Throughout much of the reporting and analysis on maritime affairs along the Pacific Rim, significant focus is placed on the interaction between the United States, China, and other Asian countries. However, there are also interesting developments in the western Pacific, particularly among coastal Central and South American countries. There are numerous territorial disputes in this region. Some are maritime in nature, such as the dispute between Costa Rica and Nicaragua over Calero Island; others are over the demarcation of land borders, such as the conflicting claims of the Chilean and Argentine governments over the Southern Patagonian Ice Field. Given these underlying tensions, it is worthwhile examining the naval capabilities of South and Central American countries.
In this region, the Chilean Navy is arguably the leading force. In 2004-2005, Chile acquired two Scorpene-class diesel-electric submarines. With a displacement of 2,000 tons, this Spanish-French design has become popular among emerging naval powers like India and Brazil. These join a fleet of two upgraded Type-209 submarines (1,800 tons each) obtained from Germany, eight frigates of various designs and built at British and Dutch shipyards, three Israeli designed fast attack craft (400 tons each), three domestically produced amphibious warfare vessels, and eight patrol craft to defend the Chilean mainland. For its part, the Chilean Marine Corps is comprised of 5,000 well-trained and well-equipped personnel, capable of launching amphibious warfare operations anywhere in the region.
Argentina, which once boasted an impressive force, has suffered a steep decline since the Falklands War in 1982. Although the Argentine Navy still boasts three German-produced diesel-electric submarines – two Santa Cruz-class (2,250 tons) and one Salta-class (1,250 tons) – these vessels were produced in the 1970s and 1980s, spending a total of 19 hours submerged in 2012 against a minimum requirement of 190 days per year. As such, it is difficult to say how seaworthy Argentina’s submarines truly are today. Although Argentina’s four Almirante Brown-class vessels are categorized as destroyers by the Argentine Navy, their capabilities more closely approximate the frigate classes deployed by Chile, but it has been noted that the crews lack training and much of the ordnance has expired. To round out this aging force, Argentina also possesses nine corvettes of various classes. It must also be noted that, while some of the Argentine Navy is deployed close to the Pacific Rim, the force is also spread thin along Argentina’s Atlantic coast.

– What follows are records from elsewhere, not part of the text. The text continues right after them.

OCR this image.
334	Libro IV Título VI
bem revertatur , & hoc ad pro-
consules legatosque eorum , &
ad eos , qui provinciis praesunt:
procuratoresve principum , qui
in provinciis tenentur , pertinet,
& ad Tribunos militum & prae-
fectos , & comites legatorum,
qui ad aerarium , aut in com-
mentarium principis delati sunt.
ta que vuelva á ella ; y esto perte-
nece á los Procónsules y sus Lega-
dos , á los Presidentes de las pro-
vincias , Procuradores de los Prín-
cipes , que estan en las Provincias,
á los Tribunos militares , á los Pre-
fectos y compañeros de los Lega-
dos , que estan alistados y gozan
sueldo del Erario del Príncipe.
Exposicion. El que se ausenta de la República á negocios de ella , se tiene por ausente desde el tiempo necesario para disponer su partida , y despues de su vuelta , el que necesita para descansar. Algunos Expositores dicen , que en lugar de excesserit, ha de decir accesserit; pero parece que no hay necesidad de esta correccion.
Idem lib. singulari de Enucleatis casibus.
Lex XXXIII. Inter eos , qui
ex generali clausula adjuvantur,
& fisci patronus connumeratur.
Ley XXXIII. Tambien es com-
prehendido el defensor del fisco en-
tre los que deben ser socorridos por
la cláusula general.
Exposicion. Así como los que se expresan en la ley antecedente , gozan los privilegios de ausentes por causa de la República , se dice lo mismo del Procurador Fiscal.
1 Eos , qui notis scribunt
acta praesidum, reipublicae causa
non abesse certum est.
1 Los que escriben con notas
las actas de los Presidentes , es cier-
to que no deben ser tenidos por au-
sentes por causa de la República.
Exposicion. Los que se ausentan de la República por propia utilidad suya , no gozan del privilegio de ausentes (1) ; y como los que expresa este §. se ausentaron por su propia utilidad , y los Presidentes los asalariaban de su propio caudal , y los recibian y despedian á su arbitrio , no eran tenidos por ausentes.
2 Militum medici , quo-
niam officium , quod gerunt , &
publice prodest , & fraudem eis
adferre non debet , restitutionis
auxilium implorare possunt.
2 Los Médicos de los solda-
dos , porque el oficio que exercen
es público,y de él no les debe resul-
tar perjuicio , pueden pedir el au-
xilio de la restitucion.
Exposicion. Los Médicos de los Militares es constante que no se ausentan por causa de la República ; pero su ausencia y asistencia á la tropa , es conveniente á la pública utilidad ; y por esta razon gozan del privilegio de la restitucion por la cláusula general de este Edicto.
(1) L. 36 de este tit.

The Peruvian Navy, in contrast, is a force to be reckoned with. With six Type-209 diesel-electric submarines, Peru’s submarine fleet is the largest of the Latin American countries on the Pacific Rim. BAP Almirante Grau, the flagship of Peru’s surface fleet, previously served in the Royal Netherlands Navy as a De Zeven Provincien-class guided missile cruiser (12,150 tons). Though massive in comparison to anything fielded by other regional navies, the vessel was acquired by Peru in 1973 and originally entered service in the Netherlands in 1953. Not quite as aged, the Peruvian Navy also employs seven Lupo-class frigates (2,500 tons), and six corvettes (560 tons). The remainder of the force, which includes four landing craft and six river gunboats, is intended to defend Peru’s Amazonian waterways rather than its Pacific coast.
The Ecuadorian Navy maintains a respectable force as well. Its lone Type-209 diesel-electric submarine is accompanied by two Cornell-class guided missile frigates (2,500 tons), six Italian-designed Tipo 550-class guided missile corvettes (250 tons), and three fast attack craft. The Colombian Navy is currently undergoing a modernization program, with a view to adding one Donghae-class frigate built in South Korea to its existing fleet of four Almirante Padilla-class frigates (2,100 tons) built in Germany during the 1980s and two Type-209 diesel-electric submarines. Colombia is also currently acquiring three Fassmer-80 off-shore patrol vessels to enhance its defences in the Pacific.
Meanwhile, the maritime capabilities of Guatemala and Nicaragua remain underwhelming in relation to their neighbours. The Guatemalan Navy consists of ten patrol boats of various designs, none of which can project power beyond Guatemala’s coastal waters. Nicaragua maintains a force of eight patrol boats, all of which were obtained from the Soviet Union or North Korea and are in a reportedly poor state of repair.
As NATO seeks to build closer relationships with emerging powers in the Global South, it would be worthwhile to conduct joint maritime activities with Peru and Chile in particular. Though Ecuador also has promising naval assets as previously noted, the regime there has demonstrated an unfriendly attitude toward NATO in recent years. In 2013, as Colombian officials discussed a defence partnership with NATO, Ecuador’s Defence Minister Maria Fernanda Espinosa condemned Colombia’s efforts and discouraged other Latin American neighbours from entertaining any kind of relationship with NATO.